Before 421-a was set to expire, the debate seemed to focus on whether to continue the program in its current form, allow the legislation to lapse in its entirety or amend the program to increase the number of affordable units required and make more units available for lower income residents.
But thanks to the NYS legislature and governor Cuomo, the future of the 421-a tax exemption will come down to the resolution of one issue – whether the Building and Trades Council, negotiating on behalf of construction unions, and The Real Estate Board of New York, representing NY developers, can come to an agreement over prevailing wages (i.e. union) on projects receiving 421-a subsidies. Governor Cuomo has sided with the unions on the issue, saying at a recent meeting in Washington, D.C. of the North America Building Trades Union that he would stand “shoulder to shoulder with organized labor” over the issue of prevailing union wages.
Not surprisingly, the governor’s and mayor’s position on the issue are at odds, as they seem to be on most issues these days, with the mayor’s office having spoken out against the prevailing wage in the past, arguing that insisting on its inclusion could cost the city thousands of affordable units.
So how did a legislative program that was established in 1971 in response to concerns about increasing numbers of city residents moving to the suburbs end in a debate over union wages for construction workers? And what are the chances now that the program will be revived? The answer to the first question is either simple or complex, depending on your perspective.
The complex answer involves an analysis of the various changes that were made to the legislation over the years as it evolved from a legislative program focused on building multi-unit residential projects on vacant land into a program popular with the city’s developers that had become a lynch-pin of the mayor’s promises regarding affordable housing.
The simple answer is politics, with the governor entering the fray and insisting that the renewal of 421-a be conditioned on resolution of the prevailing wage issue, either for reasons having to do with perceived need to improve relations with the unions or as part of his continuing feud with the mayor.
So then what about the answer to the second question–the likelihood of a revival of the statute? That appears to be dependent on the ability of the unions and developers to come to an agreement on the wage question.
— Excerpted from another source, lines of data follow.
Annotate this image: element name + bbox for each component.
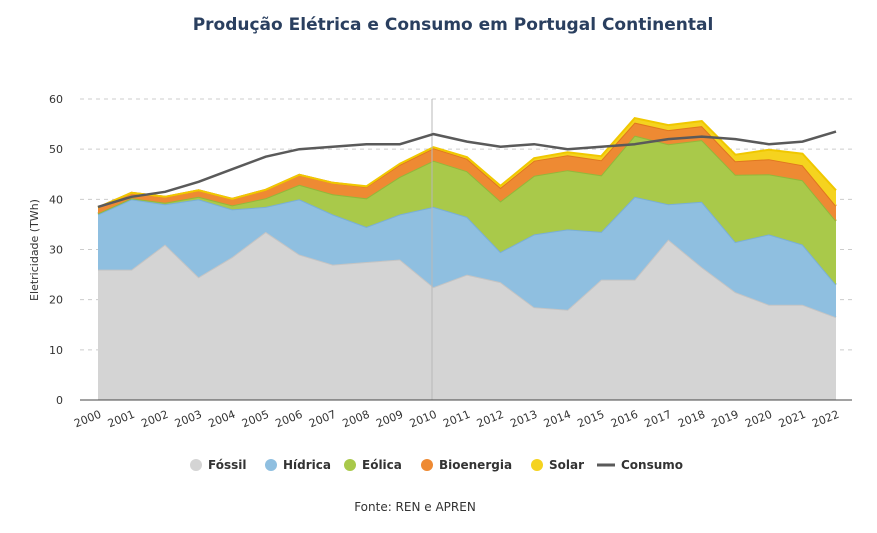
legend-item-fossil[interactable]: Fóssil <box>190 458 246 472</box>
legend-marker <box>344 459 356 471</box>
y-tick-label: 50 <box>49 143 63 156</box>
x-tick-label: 2009 <box>374 408 405 431</box>
legend-marker <box>190 459 202 471</box>
plot-areas <box>97 117 837 400</box>
x-tick-label: 2004 <box>206 408 237 431</box>
legend-marker <box>265 459 277 471</box>
x-tick-label: 2002 <box>139 408 170 431</box>
x-tick-label: 2017 <box>643 408 674 431</box>
y-tick-label: 60 <box>49 93 63 106</box>
y-tick-label: 30 <box>49 244 63 257</box>
y-tick-label: 20 <box>49 294 63 307</box>
legend: Fóssil Hídrica Eólica Bioenergia Solar Consum… <box>190 458 683 472</box>
x-tick-label: 2013 <box>508 408 539 431</box>
legend-marker <box>421 459 433 471</box>
x-axis-ticks: 2000 2001 2002 2003 2004 2005 2006 2007 2008 2009… <box>72 408 841 431</box>
area-eolica <box>98 135 836 285</box>
y-axis-ticks: 0 10 20 30 40 50 60 <box>49 93 63 407</box>
x-tick-label: 2008 <box>341 408 372 431</box>
area-fossil <box>98 231 836 400</box>
x-tick-label: 2022 <box>810 408 841 431</box>
legend-item-consumo[interactable]: Consumo <box>597 458 683 472</box>
x-tick-label: 2005 <box>240 408 271 431</box>
y-tick-label: 0 <box>56 394 63 407</box>
legend-item-solar[interactable]: Solar <box>531 458 584 472</box>
plot-lines <box>97 130 837 209</box>
x-tick-label: 2006 <box>274 408 305 431</box>
legend-item-eolica[interactable]: Eólica <box>344 458 402 472</box>
chart-title: Produção Elétrica e Consumo em Portugal … <box>193 15 714 35</box>
y-tick-label: 10 <box>49 344 63 357</box>
legend-label: Solar <box>549 458 584 472</box>
y-axis-label: Eletricidade (TWh) <box>28 199 41 301</box>
source-note: Fonte: REN e APREN <box>354 500 476 514</box>
x-tick-label: 2010 <box>408 408 439 431</box>
x-tick-label: 2015 <box>575 408 606 431</box>
x-tick-label: 2003 <box>173 408 204 431</box>
x-tick-label: 2021 <box>777 408 808 431</box>
x-tick-label: 2018 <box>676 408 707 431</box>
y-tick-label: 40 <box>49 193 63 206</box>
x-tick-label: 2016 <box>609 408 640 431</box>
x-tick-label: 2000 <box>72 408 103 431</box>
area-edge-solar <box>97 117 837 209</box>
line-consumo <box>97 130 837 209</box>
legend-label: Hídrica <box>283 458 331 472</box>
x-tick-label: 2007 <box>307 408 338 431</box>
legend-item-hidrica[interactable]: Hídrica <box>265 458 331 472</box>
x-tick-label: 2001 <box>106 408 137 431</box>
legend-label: Eólica <box>362 458 402 472</box>
legend-marker <box>531 459 543 471</box>
x-tick-label: 2019 <box>710 408 741 431</box>
x-tick-label: 2012 <box>475 408 506 431</box>
x-tick-label: 2014 <box>542 408 573 431</box>
x-tick-label: 2011 <box>441 408 472 431</box>
legend-label: Consumo <box>621 458 683 472</box>
legend-label: Bioenergia <box>439 458 512 472</box>
area-hidrica <box>98 196 836 318</box>
legend-item-bioenergia[interactable]: Bioenergia <box>421 458 512 472</box>
x-tick-label: 2020 <box>743 408 774 431</box>
legend-label: Fóssil <box>208 458 246 472</box>
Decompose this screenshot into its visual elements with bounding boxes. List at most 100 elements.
Compromises have been suggested in the past, including one suggestion that developers agree to forego an abatement during construction in lieu of paying the prevailing wage, and another that would create exclusion zones requiring developers to pay prevailing wages on projects located in high rent areas only.
So far the developers group has publicly rejected any proposal to include prevailing wages in the proposal to revive 421-a, citing the city’s Independent Budget Office’s estimate that union-level wages would increase constructions costs on the mayor’s affordable housing program by $2.8 billion. But Building and Construction Trades Council president Gary LaBarbara says those cost increases should be reduced substantially when the tax breaks received by the developers utilizing 421-a are taken into consideration.
Both the developers and the unions are expert negotiators who know how to frame the debate to suit their own positions. But just as importantly, each of them understands the importance to their respective constituencies of continuing the 421-a program, even in a modified form that requires each of them to compromise. And there are a lot of numbers in between those cited by the developers regarding the cost of paying prevailing wages and those cited by the unions regarding the economic benefits of 421-a.
Given these factors, the odds would seem to favor a compromise and revival of 421-a in a somewhat modified form before the end of the current legislative session.
Bernie Kennedy is a co-managing member (partner) at Bond, Schoeneck & King, Garden City, N.Y.